I want to work with the Fathom package in Perl, but for this I need the narrative areas of the financial statements in txt format. Do you have an idea how this could work without me having to copy everything over manually?

Thanks in advance!

brian d foy
  • 129,424
  • 31
  • 207
  • 592
kinku
  • 11
  • 1
  • Can you give an example of the reports, e.g. provide a link to a PDF file? – Håkon Hægland Nov 10 '20 at 21:55
  • Of course!

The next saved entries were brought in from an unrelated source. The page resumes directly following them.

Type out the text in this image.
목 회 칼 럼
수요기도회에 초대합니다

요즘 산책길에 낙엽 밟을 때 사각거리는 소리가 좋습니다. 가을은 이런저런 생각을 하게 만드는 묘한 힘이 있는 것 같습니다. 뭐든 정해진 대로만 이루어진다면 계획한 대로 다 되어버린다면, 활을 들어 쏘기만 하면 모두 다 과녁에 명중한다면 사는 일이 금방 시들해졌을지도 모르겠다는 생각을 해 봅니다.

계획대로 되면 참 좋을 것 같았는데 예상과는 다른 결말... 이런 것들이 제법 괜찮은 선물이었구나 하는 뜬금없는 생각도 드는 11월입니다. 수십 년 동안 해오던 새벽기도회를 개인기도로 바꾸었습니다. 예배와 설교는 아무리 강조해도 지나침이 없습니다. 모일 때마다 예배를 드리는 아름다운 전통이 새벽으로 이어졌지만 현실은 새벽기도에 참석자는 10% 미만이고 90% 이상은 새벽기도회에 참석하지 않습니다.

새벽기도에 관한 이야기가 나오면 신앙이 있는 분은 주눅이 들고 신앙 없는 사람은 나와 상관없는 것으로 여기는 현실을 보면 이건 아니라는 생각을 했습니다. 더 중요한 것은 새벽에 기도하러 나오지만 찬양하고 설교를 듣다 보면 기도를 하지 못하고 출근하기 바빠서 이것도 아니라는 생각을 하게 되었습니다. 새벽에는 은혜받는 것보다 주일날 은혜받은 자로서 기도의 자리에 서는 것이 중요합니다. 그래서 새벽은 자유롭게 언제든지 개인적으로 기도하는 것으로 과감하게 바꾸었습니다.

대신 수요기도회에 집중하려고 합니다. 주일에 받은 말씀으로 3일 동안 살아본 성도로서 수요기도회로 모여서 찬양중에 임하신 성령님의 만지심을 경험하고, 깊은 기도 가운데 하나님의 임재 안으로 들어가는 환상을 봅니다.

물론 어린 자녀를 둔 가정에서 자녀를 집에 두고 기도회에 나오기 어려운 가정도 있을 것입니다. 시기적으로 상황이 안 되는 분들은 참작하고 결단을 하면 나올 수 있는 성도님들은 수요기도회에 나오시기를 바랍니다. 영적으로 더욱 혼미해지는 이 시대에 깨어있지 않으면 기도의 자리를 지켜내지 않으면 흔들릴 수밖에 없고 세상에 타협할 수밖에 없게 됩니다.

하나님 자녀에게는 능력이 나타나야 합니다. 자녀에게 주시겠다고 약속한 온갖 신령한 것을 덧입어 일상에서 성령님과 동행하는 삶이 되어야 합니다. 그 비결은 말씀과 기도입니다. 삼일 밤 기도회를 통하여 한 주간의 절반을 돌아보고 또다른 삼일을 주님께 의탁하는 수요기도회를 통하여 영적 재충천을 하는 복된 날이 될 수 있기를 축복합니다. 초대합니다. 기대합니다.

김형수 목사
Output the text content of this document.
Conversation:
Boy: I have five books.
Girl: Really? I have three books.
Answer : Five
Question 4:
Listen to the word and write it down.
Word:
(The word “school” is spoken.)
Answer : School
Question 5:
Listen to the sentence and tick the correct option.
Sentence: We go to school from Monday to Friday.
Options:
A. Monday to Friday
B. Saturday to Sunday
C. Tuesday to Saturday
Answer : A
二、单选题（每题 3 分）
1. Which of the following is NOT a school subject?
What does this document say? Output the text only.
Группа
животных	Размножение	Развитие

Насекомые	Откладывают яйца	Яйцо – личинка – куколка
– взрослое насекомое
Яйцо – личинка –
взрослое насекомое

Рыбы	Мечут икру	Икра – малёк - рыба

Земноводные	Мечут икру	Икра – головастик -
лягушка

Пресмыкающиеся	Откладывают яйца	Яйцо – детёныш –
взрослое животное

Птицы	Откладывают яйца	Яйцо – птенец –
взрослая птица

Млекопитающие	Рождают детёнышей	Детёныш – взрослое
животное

Under the following link you find the intregrated Annual Report as well as the SFCR Report. https://www.aegon.com/investors/annual-reports/ – kinku Nov 10 '20 at 22:54
  • Thanks, and which part of the report do you want to extract ? For example for the above linked-to `aegon-integrated-annual-report-2019.pdf`, which pages? – Håkon Hægland Nov 10 '20 at 23:03
  • Hey Håkon, I want to extract all narrative areas as raw text or in other words: all tables, figures, headings and images should be deleted. – kinku Nov 10 '20 at 23:12
  • https://stackoverflow.com/questions/3650957/how-to-extract-text-from-a-pdf – brian d foy Nov 11 '20 at 05:38

1 Answers1

1

The Python module pdfminer can be used to extract all the text (also text in figures and tables):

$ pip install pdfminer
$ qpdf --decrypt --password='' report.pdf report2.pdf
$ pdf2txt.py -o report2.txt report2.pdf

This saves the extracted text to report2.txt. Note that I used the sample PDF file aegon-integrated-annual-report-2019.pdf. This file turned out to be encrypted and pdf2txt.py refused to process it, but luckily qpdf was able to decrypt it as shown above.

Håkon Hægland
  • 39,012
  • 21
  • 81
  • 174